Asians, including Hong Kong residents, used to head to British, American and Australian universities, but are increasingly turning to other Asian countries these days, said HKU director of undergraduate admissions and international exchange John Spinks.
"The booming Asian economies present good job opportunities. It also helps that many Asian universities, including those in China, Hong Kong, Singapore and Japan, are rising in the world university league tables," Professor Spinks, who is here on a visit, told The Straits Times.
HKU, which offers all its courses in English, was placed 26th in the latest London-based education consultancy Quacquarelli Symonds (QS) rankings, two places behind NUS.
Like NUS, HKU is a comprehensive research university offering a range of courses from medicine to arts and social sciences.
But Singaporeans tend to go for business, finance and economics-related courses. Many students who fail to get into medicine and dentistry in the local institutions also try for HKU.
According to Prof Spinks, Singaporeans entering HKU tend to have good A-level results, with many boasting three or four As. They also usually graduate with high grade-point averages, he said.

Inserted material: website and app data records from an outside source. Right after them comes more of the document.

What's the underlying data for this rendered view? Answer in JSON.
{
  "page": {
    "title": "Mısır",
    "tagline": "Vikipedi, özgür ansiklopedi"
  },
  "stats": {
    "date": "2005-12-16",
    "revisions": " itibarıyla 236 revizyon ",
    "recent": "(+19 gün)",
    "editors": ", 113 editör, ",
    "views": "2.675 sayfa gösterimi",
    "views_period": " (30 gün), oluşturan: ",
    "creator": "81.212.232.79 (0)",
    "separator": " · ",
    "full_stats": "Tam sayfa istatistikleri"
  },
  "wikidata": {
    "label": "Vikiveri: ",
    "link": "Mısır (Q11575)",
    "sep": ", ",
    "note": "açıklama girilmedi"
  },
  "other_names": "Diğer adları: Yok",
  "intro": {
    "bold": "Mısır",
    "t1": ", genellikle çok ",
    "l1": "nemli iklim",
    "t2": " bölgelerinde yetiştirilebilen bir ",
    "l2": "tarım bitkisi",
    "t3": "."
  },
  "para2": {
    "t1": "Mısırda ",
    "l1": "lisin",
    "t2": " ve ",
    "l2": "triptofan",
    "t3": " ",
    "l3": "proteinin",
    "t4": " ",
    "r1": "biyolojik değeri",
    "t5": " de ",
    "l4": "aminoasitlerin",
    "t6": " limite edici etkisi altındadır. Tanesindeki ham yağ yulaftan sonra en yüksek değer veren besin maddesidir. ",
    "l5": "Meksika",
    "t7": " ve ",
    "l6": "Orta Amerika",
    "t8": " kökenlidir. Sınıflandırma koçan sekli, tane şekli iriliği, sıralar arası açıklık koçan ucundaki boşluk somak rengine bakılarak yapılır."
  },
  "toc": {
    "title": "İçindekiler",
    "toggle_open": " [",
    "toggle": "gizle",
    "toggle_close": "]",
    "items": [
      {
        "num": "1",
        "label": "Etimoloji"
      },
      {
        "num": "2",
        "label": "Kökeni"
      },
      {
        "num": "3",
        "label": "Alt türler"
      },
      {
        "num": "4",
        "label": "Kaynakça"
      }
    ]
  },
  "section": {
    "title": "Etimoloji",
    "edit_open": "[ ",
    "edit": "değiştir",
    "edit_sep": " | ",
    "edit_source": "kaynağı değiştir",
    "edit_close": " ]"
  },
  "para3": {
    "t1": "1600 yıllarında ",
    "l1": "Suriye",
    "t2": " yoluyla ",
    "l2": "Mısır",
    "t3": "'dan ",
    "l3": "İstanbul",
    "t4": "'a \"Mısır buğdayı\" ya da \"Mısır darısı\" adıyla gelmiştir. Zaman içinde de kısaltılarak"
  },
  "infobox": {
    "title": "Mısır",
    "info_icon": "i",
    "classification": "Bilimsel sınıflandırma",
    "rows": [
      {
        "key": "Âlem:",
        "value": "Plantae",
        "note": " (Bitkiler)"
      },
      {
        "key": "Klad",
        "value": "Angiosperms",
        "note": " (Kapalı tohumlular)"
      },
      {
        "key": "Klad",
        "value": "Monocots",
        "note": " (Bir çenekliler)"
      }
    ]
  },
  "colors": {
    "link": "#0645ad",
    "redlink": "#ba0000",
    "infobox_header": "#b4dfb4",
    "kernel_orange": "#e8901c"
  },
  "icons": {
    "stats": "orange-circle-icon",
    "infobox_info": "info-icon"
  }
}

HKU's yearly employment surveys show that close to 100 per cent of its graduates, including foreign students, land jobs within six to nine months of finishing their degrees, he added.
Undergraduate tuition fees for international students are HK$135,000 (S$22,000) a year, compared with the $9,000 business degree students pay at NUS.
But half of all international undergraduates at HKU receive some form of scholarship, ranging from a few thousand US dollars to US$23,000 (S$29,000), covering all tuition fees and some living expenses, Prof Spinks said.
Also, HKU charges the same fee for all degrees, including medicine and dentistry. At NUS, medical students pay $23,000 a year.
Noting the Government's move to cut the proportion of foreign students in Singapore universities to less than 15 per cent of their intake, he said HK universities want more diversity. HKU, for instance, can take in up to 600 international students, or 20 per cent of its undergraduate intake of 3,000 a year.
"There is also tremendous competition for places at HKU from locals as well as foreigners, but we need to balance that against the need for student diversity as well as the need to draw top talent to Hong Kong," he said.
Foreign students in Hong Kong, including those who receive scholarships, have no bond and can stay on for up to a year to seek employment. Singapore, however, requires foreign students who received tuition subsidies to work here for three years.
Singapore students applying to HKU said they decided to do so after failing to get a place in competitive faculties such as business and medicine at local universities, despite having top grades.
One of them is Hwa Chong Institution student Joshua Lim, 20, who hopes to study medicine. Despite having 4As, he failed to get into NUS' medical faculty. "Hong Kong is culturally familiar and close to home," he said.
Ms Alicia Wong, 19, who is considering a finance degree at HKU, said she is drawn by the job opportunities in Hong Kong.
"Hong Kong is an international financial centre with many multinational financial institutions. It is also the premier trading hub between mainland China and the rest of the world," she said.